Видимо, Генпрокуратура провела какую-то суперкачественную работу, в результате которой выявила такие недостатки. Они нарыли куда больше, чем наша Общественная наблюдательная комиссия, тем более что сейчас мы, в основном, обходим шестой изолятор, а в «Бутырке» бываем только по случаю. Я до сих пор не могу понять, как, кроме каких-то полунамеков, подмигиваний, мы можем получать информацию от заключенных в присутствии тюремщиков. Люди просто боятся говорить. Может, прокурора они тоже боятся, поэтому вынуждены что-то говорить? Нас они не боятся, поэтому только по каким-то полунамекам мы можем понять, что что-то не так. И то мы не всегда понимаем, что нам хотят сказать. В присутствии начальника колонии и зама по режиму заключенные не горят желанием говорить что-то, за что их могут лишить прогулок и посылок или поместить в карцер. А в отсутствии начальства мы не можем с ними разговаривать. Иногда, когда представителям СИЗО надоедает с нами рядом сидеть и они отходят, мы можем задать какие-то вопросы. Иногда какие-то уклончивые ответы мы получаем.
Мы давно ведем беседу с администрацией «Бутырки» о необходимости поставить стулья в карцерах. Сейчас наконец директор СИЗО Сергей Телятников пообещал, что до августа попытается решить проблему. Сидеть на той табуреточке, которая сейчас там есть, это пыточные условия. Это маленькая узенькая штучка, которая вылезает из стены и на которую всю задницу уместить непредставимо, даже если она небольшая. Карцеры там вообще кошмарные, как склепы.

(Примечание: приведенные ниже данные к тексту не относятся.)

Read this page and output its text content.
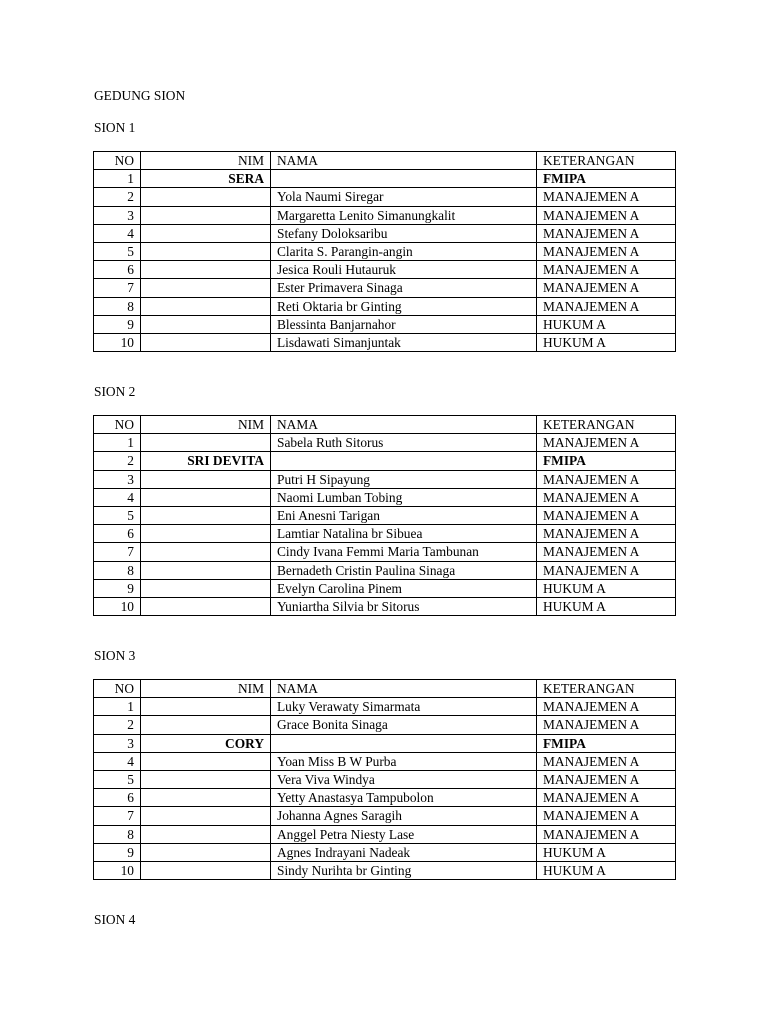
GEDUNG SION
SION 1
NO	NIM	NAMA	KETERANGAN
1	SERA		FMIPA
2		Yola Naumi Siregar	MANAJEMEN A
3		Margaretta Lenito Simanungkalit	MANAJEMEN A
4		Stefany Doloksaribu	MANAJEMEN A
5		Clarita S. Parangin-angin	MANAJEMEN A
6		Jesica Rouli Hutauruk	MANAJEMEN A
7		Ester Primavera Sinaga	MANAJEMEN A
8		Reti Oktaria br Ginting	MANAJEMEN A
9		Blessinta Banjarnahor	HUKUM A
10		Lisdawati Simanjuntak	HUKUM A
SION 2
NO	NIM	NAMA	KETERANGAN
1		Sabela Ruth Sitorus	MANAJEMEN A
2	SRI DEVITA		FMIPA
3		Putri H Sipayung	MANAJEMEN A
4		Naomi Lumban Tobing	MANAJEMEN A
5		Eni Anesni Tarigan	MANAJEMEN A
6		Lamtiar Natalina br Sibuea	MANAJEMEN A
7		Cindy Ivana Femmi Maria Tambunan	MANAJEMEN A
8		Bernadeth Cristin Paulina Sinaga	MANAJEMEN A
9		Evelyn Carolina Pinem	HUKUM A
10		Yuniartha Silvia br Sitorus	HUKUM A
SION 3
NO	NIM	NAMA	KETERANGAN
1		Luky Verawaty Simarmata	MANAJEMEN A
2		Grace Bonita Sinaga	MANAJEMEN A
3	CORY		FMIPA
4		Yoan Miss B W Purba	MANAJEMEN A
5		Vera Viva Windya	MANAJEMEN A
6		Yetty Anastasya Tampubolon	MANAJEMEN A
7		Johanna Agnes Saragih	MANAJEMEN A
8		Anggel Petra Niesty Lase	MANAJEMEN A
9		Agnes Indrayani Nadeak	HUKUM A
10		Sindy Nurihta br Ginting	HUKUM A
SION 4
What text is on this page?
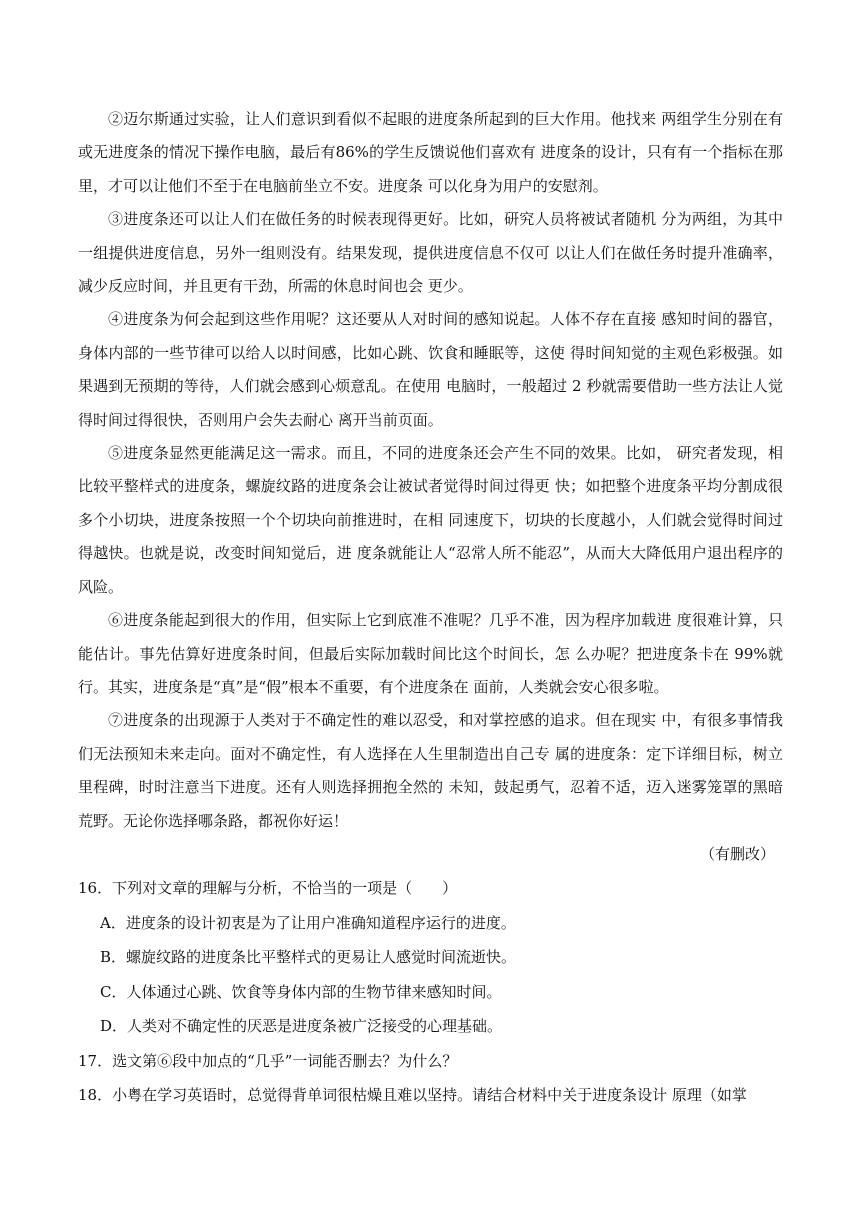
②迈尔斯通过实验，让人们意识到看似不起眼的进度条所起到的巨大作用。他找来 两组学生分别在有或无进度条的情况下操作电脑，最后有86%的学生反馈说他们喜欢有 进度条的设计，只有有一个指标在那里，才可以让他们不至于在电脑前坐立不安。进度条 可以化身为用户的安慰剂。

③进度条还可以让人们在做任务的时候表现得更好。比如，研究人员将被试者随机 分为两组，为其中一组提供进度信息，另外一组则没有。结果发现，提供进度信息不仅可 以让人们在做任务时提升准确率，减少反应时间，并且更有干劲，所需的休息时间也会 更少。

④进度条为何会起到这些作用呢？这还要从人对时间的感知说起。人体不存在直接 感知时间的器官，身体内部的一些节律可以给人以时间感，比如心跳、饮食和睡眠等，这使 得时间知觉的主观色彩极强。如果遇到无预期的等待，人们就会感到心烦意乱。在使用 电脑时，一般超过 2 秒就需要借助一些方法让人觉得时间过得很快，否则用户会失去耐心 离开当前页面。

⑤进度条显然更能满足这一需求。而且，不同的进度条还会产生不同的效果。比如， 研究者发现，相比较平整样式的进度条，螺旋纹路的进度条会让被试者觉得时间过得更 快；如把整个进度条平均分割成很多个小切块，进度条按照一个个切块向前推进时，在相 同速度下，切块的长度越小，人们就会觉得时间过得越快。也就是说，改变时间知觉后，进 度条就能让人“忍常人所不能忍”，从而大大降低用户退出程序的风险。

⑥进度条能起到很大的作用，但实际上它到底准不准呢？几乎不准，因为程序加载进 度很难计算，只能估计。事先估算好进度条时间，但最后实际加载时间比这个时间长，怎 么办呢？把进度条卡在 99%就行。其实，进度条是“真”是“假”根本不重要，有个进度条在 面前，人类就会安心很多啦。

⑦进度条的出现源于人类对于不确定性的难以忍受，和对掌控感的追求。但在现实 中，有很多事情我们无法预知未来走向。面对不确定性，有人选择在人生里制造出自己专 属的进度条：定下详细目标，树立里程碑，时时注意当下进度。还有人则选择拥抱全然的 未知，鼓起勇气，忍着不适，迈入迷雾笼罩的黑暗荒野。无论你选择哪条路，都祝你好运！

（有删改）

16．下列对文章的理解与分析，不恰当的一项是（　　）

A．进度条的设计初衷是为了让用户准确知道程序运行的进度。
B．螺旋纹路的进度条比平整样式的更易让人感觉时间流逝快。
C．人体通过心跳、饮食等身体内部的生物节律来感知时间。
D．人类对不确定性的厌恶是进度条被广泛接受的心理基础。

17．选文第⑥段中加点的“几乎”一词能否删去？为什么？

18．小粤在学习英语时，总觉得背单词很枯燥且难以坚持。请结合材料中关于进度条设计 原理（如掌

Когда мы на прошлой или на позапрошлой неделе приходили туда, мы совершенно случайно услышали о том, что там умер еще один заключенный. Когда мы зашли в приемную к начальнику, там сидели врачи и что-то говорили про труп. Естественно, мы сразу стали выяснять. Нам были вынуждены рассказать, что этого человека накануне доставили из ИВС, а утром он уже умер. Начальник винил во всем ИВС, говорил, что уже дважды его доставляли, избитого, голова и грудная клетка вся синяя, один раз его не приняли, а во второй раз его привезли уже с разрешением от врача 20-й городской больницы, что он может по своему состоянию находиться в СИЗО. Мы передали всю информацию нашим товарищам, которые занимаются «Бутыркой». Думаю, все это — результат обычного наплевательского обращения с людьми, тем более если это преступник и в состоянии белой горячки. Никто не хочет с этим разбираться и руки об это пачкать. Мы очень хотели бы пообщаться и с этим врачом, и с ИВС, другое дело, что у нас нет ни людей, ни времени, ни аппарата, и мы не доводим дела до конца. И так будет продолжаться до тех пор, пока не будет решен вопрос с тем, чтобы у ОНК появился хоть какой-то секретариат.
В шестом изоляторе, где содержатся женщины и бывшие сотрудники служб исполнения наказания, где условия содержания лучше, чем в «Бутырке», заключенных кормят какой-то несъедобной мерзостью. По-моему, это куда более унизительно, чем медицинские осмотры, где требуют раздеться.
В «Лефортово», где нам почему-то надо получать разрешение на посещение, заключенные по полгода ходят в каких-то стоптанных ботинках, никто никакие тапочки им не выдал. Представители же руководства прикидываются дураками, отвечают вопросом на вопрос, таинственно себя ведут. Люди лишены каких-то бытовых вещей, которые им полагаются. Пишут заявления, на них никто не отвечает. Не были открыты вторые рамы на окнах, люди задыхались. Мы спросили, почему не открывают, нам ответили: «Ой, мы как-то не подумали, сейчас вы уйдете, и мы тут же откроем».